I'm not questioning the theory written by KOC and other guys but would like to get answers
to real practical cases:
If I bias a power tube hot using the maximum B+ let's say 318V and 470 Ohm cathode resistor
the tube works then on its maximum limit which means a certain character to the sound.
If I then decrease the B+ to 177V the tube will work much colder since I have not changed the
cathode resistor. The power will of course drop and tube starts to operate in different area.
Don't think "colder" at least not yet.
If the B+ was still 318v, and you lowered the tube current from 37mA to the 18mA you get with 177v, then yes you'd be running the tube colder.
Notice that when you drop the B+ from 318v to 177v (roughly half), the tube current also changes by a simlar amount from 37mA to 18mA (again, roughly half). Cathode voltage, which is the same as bias in this case, also dropped by about half.
That seems like a roughly same operating point, but as though the output tube were smaller. If you were inspecting tube curves and drawing a loadline for your amp, it would look like a loadline of the same slope (same primary impedance) sliding left as the intersection on the plate voltage axis happens at a lower and lower plate voltage.
To stay at the same relative operating point on your shifted loadline, you need to reduce the bias somewhat as the supply voltage drops.
As the bias gets smaller, the absolute size of the input voltage needed to drive the output tube to distortion gets smaller.
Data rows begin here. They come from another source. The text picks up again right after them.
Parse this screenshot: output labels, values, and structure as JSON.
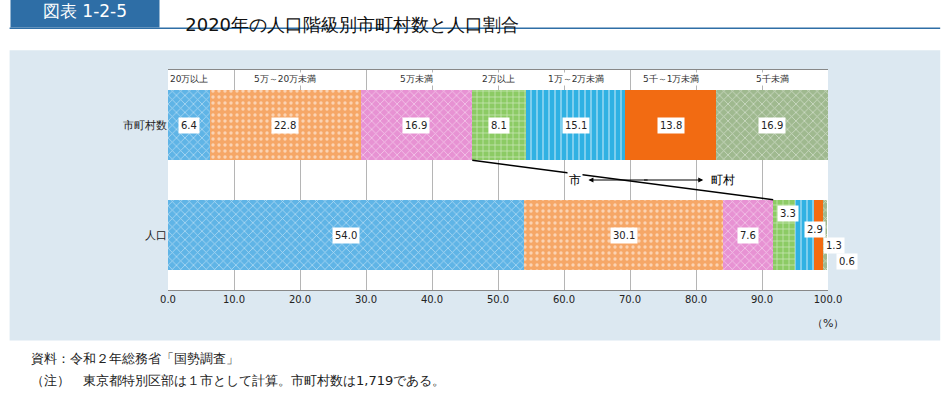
{
  "chart_data": {
    "type": "bar",
    "figure_label": "図表 1-2-5",
    "title": "2020年の人口階級別市町村数と人口割合",
    "orientation": "horizontal",
    "stacked": true,
    "data_labels": true,
    "grid": true,
    "categories": [
      "市町村数",
      "人口"
    ],
    "xlabel": "（%）",
    "xlim": [
      0,
      100
    ],
    "xticks": [
      {
        "value": 0,
        "label": "0.0"
      },
      {
        "value": 10,
        "label": "10.0"
      },
      {
        "value": 20,
        "label": "20.0"
      },
      {
        "value": 30,
        "label": "30.0"
      },
      {
        "value": 40,
        "label": "40.0"
      },
      {
        "value": 50,
        "label": "50.0"
      },
      {
        "value": 60,
        "label": "60.0"
      },
      {
        "value": 70,
        "label": "70.0"
      },
      {
        "value": 80,
        "label": "80.0"
      },
      {
        "value": 90,
        "label": "90.0"
      },
      {
        "value": 100,
        "label": "100.0"
      }
    ],
    "series": [
      {
        "name": "20万以上",
        "group": "市",
        "color": "#5fb4e6",
        "values": [
          6.4,
          54.0
        ],
        "value_labels": [
          "6.4",
          "54.0"
        ]
      },
      {
        "name": "5万～20万未満",
        "group": "市",
        "color": "#f6a767",
        "values": [
          22.8,
          30.1
        ],
        "value_labels": [
          "22.8",
          "30.1"
        ]
      },
      {
        "name": "5万未満",
        "group": "市",
        "color": "#e792d3",
        "values": [
          16.9,
          7.6
        ],
        "value_labels": [
          "16.9",
          "7.6"
        ]
      },
      {
        "name": "2万以上",
        "group": "町村",
        "color": "#8ccb64",
        "values": [
          8.1,
          3.3
        ],
        "value_labels": [
          "8.1",
          "3.3"
        ]
      },
      {
        "name": "1万～2万未満",
        "group": "町村",
        "color": "#2fb1e3",
        "values": [
          15.1,
          2.9
        ],
        "value_labels": [
          "15.1",
          "2.9"
        ]
      },
      {
        "name": "5千～1万未満",
        "group": "町村",
        "color": "#f26b12",
        "values": [
          13.8,
          1.3
        ],
        "value_labels": [
          "13.8",
          "1.3"
        ]
      },
      {
        "name": "5千未満",
        "group": "町村",
        "color": "#9fb98f",
        "values": [
          16.9,
          0.6
        ],
        "value_labels": [
          "16.9",
          "0.6"
        ]
      }
    ],
    "source": "資料：令和２年総務省「国勢調査」",
    "note": "（注）　東京都特別区部は１市として計算。市町村数は1,719である。"
  }
}
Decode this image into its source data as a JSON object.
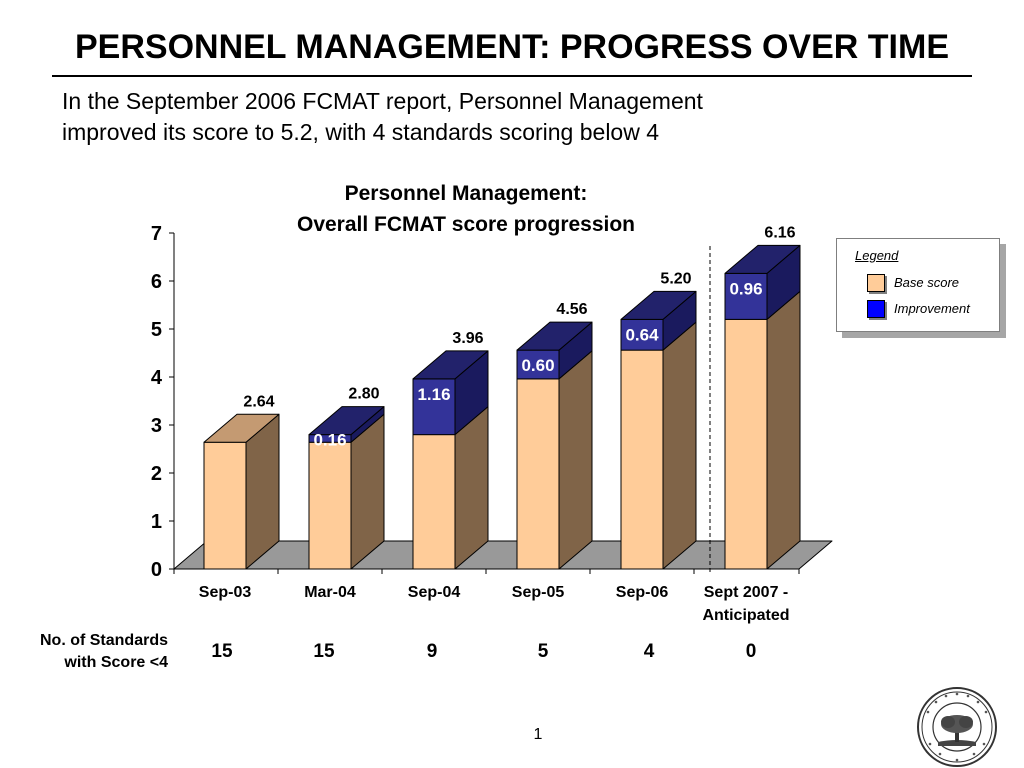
{
  "slide": {
    "title": "PERSONNEL MANAGEMENT: PROGRESS OVER TIME",
    "subtitle_lines": [
      "In the September 2006 FCMAT report, Personnel Management",
      "improved its score to 5.2, with 4 standards scoring below 4"
    ],
    "page_number": "1"
  },
  "legend": {
    "title": "Legend",
    "items": [
      {
        "label": "Base score",
        "color": "#FFCC99"
      },
      {
        "label": "Improvement",
        "color": "#0000FF"
      }
    ]
  },
  "standards_row": {
    "label_lines": [
      "No. of Standards",
      "with Score <4"
    ],
    "values": [
      "15",
      "15",
      "9",
      "5",
      "4",
      "0"
    ]
  },
  "chart_data": {
    "type": "bar",
    "stacked": true,
    "title_lines": [
      "Personnel Management:",
      "Overall FCMAT score progression"
    ],
    "categories": [
      "Sep-03",
      "Mar-04",
      "Sep-04",
      "Sep-05",
      "Sep-06",
      "Sept 2007 - Anticipated"
    ],
    "category_label_lines": [
      [
        "Sep-03"
      ],
      [
        "Mar-04"
      ],
      [
        "Sep-04"
      ],
      [
        "Sep-05"
      ],
      [
        "Sep-06"
      ],
      [
        "Sept 2007 -",
        "Anticipated"
      ]
    ],
    "series": [
      {
        "name": "Base score",
        "values": [
          2.64,
          2.64,
          2.8,
          3.96,
          4.56,
          5.2
        ]
      },
      {
        "name": "Improvement",
        "values": [
          0,
          0.16,
          1.16,
          0.6,
          0.64,
          0.96
        ]
      }
    ],
    "improvement_labels": [
      "",
      "0.16",
      "1.16",
      "0.60",
      "0.64",
      "0.96"
    ],
    "total_labels": [
      "2.64",
      "2.80",
      "3.96",
      "4.56",
      "5.20",
      "6.16"
    ],
    "yticks": [
      "0",
      "1",
      "2",
      "3",
      "4",
      "5",
      "6",
      "7"
    ],
    "ylim": [
      0,
      7
    ],
    "divider_after_index": 4,
    "colors": {
      "base_front": "#FFCC99",
      "base_side": "#806448",
      "base_top": "#C49A72",
      "improvement_front": "#333399",
      "improvement_side": "#1A1A5E",
      "improvement_top": "#22226B",
      "floor": "#999999"
    }
  }
}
A peak input signal that momentarily equals the bias voltage (+37v peak on a tube with -37v of bias) drives the tube to full output power and commences grid current.
So as your supply voltage drops, and the resulting bias across the cathode resistor drops, the input signal needs to get smaller as well to maintain the same point on the volume knob that distortion occurs. When KOC adds a master volume to a VVR/PowerScale circuit, it's to
turn down the distortion as the output stage is scaled smaller.
Scaling the whole amp attempts to automatically compensate for this, by making the preamp appear "smaller" too, and reduce its signal level driving the output stage.